The general consensus seems to be that if the if the ratio between tissue tension and inspired partial pressure is higher than 1.58:1, there is an unacceptable risk of forming pathological bubbles.

I'm not a deco expert, but that is not what that number represents. The 1.58:1 ratio that you are citing is from Dr. Robert Workman, a US Navy doctor who concluded in the 1960s that decompression sickness would happen if a diver was subject to a change in ambient (total) pressure of greater than 1:58:1 (a refinement from Haldane's 2:1).

The M-value line that is derived from these and other further overpressure risk refinements is what you see on that well known diagram. Gradient Factors are a percentage of the way from the ambient pressure line to the M-value line, NOT from the p(insp) line, which is below the ambient pressure line (the richer the mix, the further below the ambient line).

When you are considering DCS risk and bubble formation, the relevant thing is the change in total (ambient) pressure, not partial pressure. Partial pressure varies with mix as well as depth. Total pressure only varies with depth.
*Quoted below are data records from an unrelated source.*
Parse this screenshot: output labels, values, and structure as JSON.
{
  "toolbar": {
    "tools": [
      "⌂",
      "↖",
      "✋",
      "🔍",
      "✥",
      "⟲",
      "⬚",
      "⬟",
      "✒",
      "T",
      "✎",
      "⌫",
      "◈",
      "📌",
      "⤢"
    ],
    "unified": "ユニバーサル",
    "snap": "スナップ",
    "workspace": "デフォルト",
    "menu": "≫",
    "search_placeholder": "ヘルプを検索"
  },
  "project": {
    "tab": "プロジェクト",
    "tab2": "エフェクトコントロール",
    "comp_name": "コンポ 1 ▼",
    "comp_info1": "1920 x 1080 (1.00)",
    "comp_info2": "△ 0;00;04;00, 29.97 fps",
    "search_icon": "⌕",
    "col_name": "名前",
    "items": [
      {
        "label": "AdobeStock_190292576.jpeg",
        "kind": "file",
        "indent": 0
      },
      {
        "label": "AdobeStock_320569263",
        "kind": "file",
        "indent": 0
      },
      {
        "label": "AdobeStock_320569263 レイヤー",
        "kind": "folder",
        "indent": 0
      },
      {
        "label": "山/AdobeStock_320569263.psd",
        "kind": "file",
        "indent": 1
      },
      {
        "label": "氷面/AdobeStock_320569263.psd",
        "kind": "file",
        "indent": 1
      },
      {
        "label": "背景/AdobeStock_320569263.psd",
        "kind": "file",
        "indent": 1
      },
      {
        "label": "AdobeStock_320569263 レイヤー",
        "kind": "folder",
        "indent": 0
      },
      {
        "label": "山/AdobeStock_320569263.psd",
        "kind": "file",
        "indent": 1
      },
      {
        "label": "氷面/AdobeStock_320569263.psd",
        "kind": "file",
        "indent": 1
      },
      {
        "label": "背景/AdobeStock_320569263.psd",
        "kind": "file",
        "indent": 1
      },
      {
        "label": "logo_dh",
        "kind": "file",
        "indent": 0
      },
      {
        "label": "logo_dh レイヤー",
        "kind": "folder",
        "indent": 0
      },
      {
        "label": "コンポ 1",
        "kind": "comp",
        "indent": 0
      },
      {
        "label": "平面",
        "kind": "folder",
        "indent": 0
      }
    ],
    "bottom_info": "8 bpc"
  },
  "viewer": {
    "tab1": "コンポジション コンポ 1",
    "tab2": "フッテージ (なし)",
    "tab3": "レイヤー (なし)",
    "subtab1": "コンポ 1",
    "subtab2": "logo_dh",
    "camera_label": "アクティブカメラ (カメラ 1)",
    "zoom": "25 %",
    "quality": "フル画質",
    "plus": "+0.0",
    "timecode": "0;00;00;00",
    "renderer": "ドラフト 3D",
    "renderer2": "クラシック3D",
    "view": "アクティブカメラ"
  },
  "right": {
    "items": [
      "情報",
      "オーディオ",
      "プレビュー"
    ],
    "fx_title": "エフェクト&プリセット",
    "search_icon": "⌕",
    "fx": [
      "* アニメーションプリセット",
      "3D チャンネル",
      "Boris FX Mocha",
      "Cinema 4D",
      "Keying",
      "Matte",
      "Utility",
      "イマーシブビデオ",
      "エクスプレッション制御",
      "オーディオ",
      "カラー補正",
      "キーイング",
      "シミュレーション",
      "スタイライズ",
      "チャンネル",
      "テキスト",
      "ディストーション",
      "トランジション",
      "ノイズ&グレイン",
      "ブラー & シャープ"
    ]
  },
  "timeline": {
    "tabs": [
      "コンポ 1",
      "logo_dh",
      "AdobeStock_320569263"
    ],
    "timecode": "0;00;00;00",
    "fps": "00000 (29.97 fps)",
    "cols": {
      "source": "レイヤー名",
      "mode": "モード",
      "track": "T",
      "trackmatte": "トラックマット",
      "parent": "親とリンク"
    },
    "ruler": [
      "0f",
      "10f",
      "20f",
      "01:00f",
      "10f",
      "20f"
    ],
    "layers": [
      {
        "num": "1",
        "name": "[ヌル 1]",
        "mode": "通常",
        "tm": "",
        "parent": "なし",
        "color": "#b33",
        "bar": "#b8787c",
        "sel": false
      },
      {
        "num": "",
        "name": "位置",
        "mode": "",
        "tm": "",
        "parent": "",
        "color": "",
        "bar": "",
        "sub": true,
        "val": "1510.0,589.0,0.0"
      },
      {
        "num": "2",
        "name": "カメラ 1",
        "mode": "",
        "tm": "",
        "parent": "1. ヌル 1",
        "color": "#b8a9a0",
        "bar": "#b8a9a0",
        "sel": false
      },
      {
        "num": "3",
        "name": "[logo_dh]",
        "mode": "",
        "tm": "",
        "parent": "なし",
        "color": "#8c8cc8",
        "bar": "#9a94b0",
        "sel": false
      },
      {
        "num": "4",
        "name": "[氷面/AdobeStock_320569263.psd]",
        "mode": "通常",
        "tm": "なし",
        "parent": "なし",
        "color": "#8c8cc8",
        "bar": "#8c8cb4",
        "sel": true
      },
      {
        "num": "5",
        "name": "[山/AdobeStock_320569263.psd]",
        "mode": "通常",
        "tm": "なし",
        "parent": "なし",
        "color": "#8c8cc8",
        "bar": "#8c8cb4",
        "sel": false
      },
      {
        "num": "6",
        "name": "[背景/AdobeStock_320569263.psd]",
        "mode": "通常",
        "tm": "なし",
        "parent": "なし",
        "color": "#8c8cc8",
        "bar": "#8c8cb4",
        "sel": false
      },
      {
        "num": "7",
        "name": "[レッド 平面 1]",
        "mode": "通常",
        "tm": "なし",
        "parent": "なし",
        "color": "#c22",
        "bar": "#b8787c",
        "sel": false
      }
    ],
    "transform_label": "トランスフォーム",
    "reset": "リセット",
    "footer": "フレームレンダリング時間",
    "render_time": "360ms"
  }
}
Note from the graph that bubble formation is relative to the ambient (total) pressure line (orange) not the inspired inert pressure line (green). You can drop that green line all the way down to the X axis if you use 100% O2 and increase that gap, but you don't increase DCS risk until you ascend, and drop ambient pressure.

deco101_base.png
 
We might be talking across each others. What do you mean with "ambient" pressure vs "total" pressure?
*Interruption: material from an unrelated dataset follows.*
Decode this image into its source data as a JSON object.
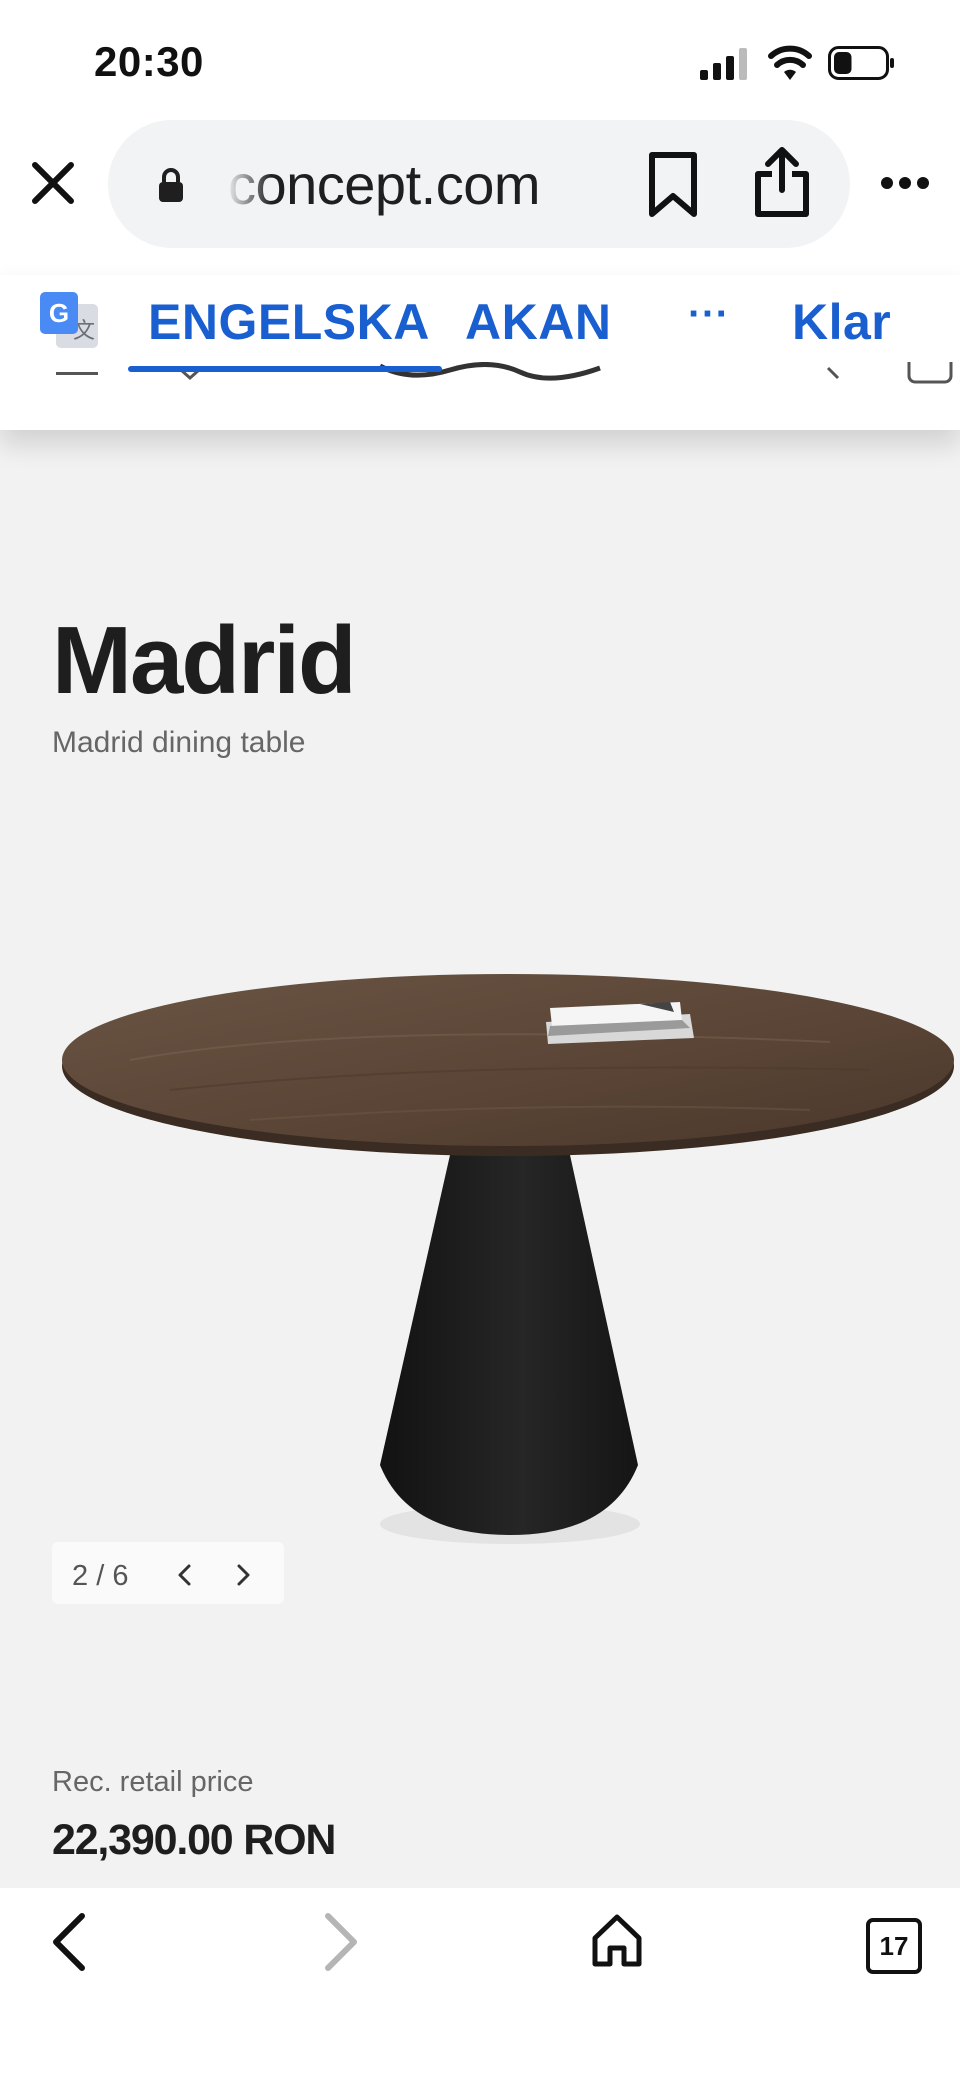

For me, the ambient pressure is the total pressure the diver experiences where the diver is located. The partial pressure of one particular gas is the total (ambient) pressure multiplied by the fraction of that particular gas.

Total pressure (sum of all partial pressures, Dalton's law) and ambient pressure are the same thing. I said it was the change in ambient (or total) pressure that caused a DCS risk, not the absolute amount of ambient (or total) pressure, which is what I though you were claiming.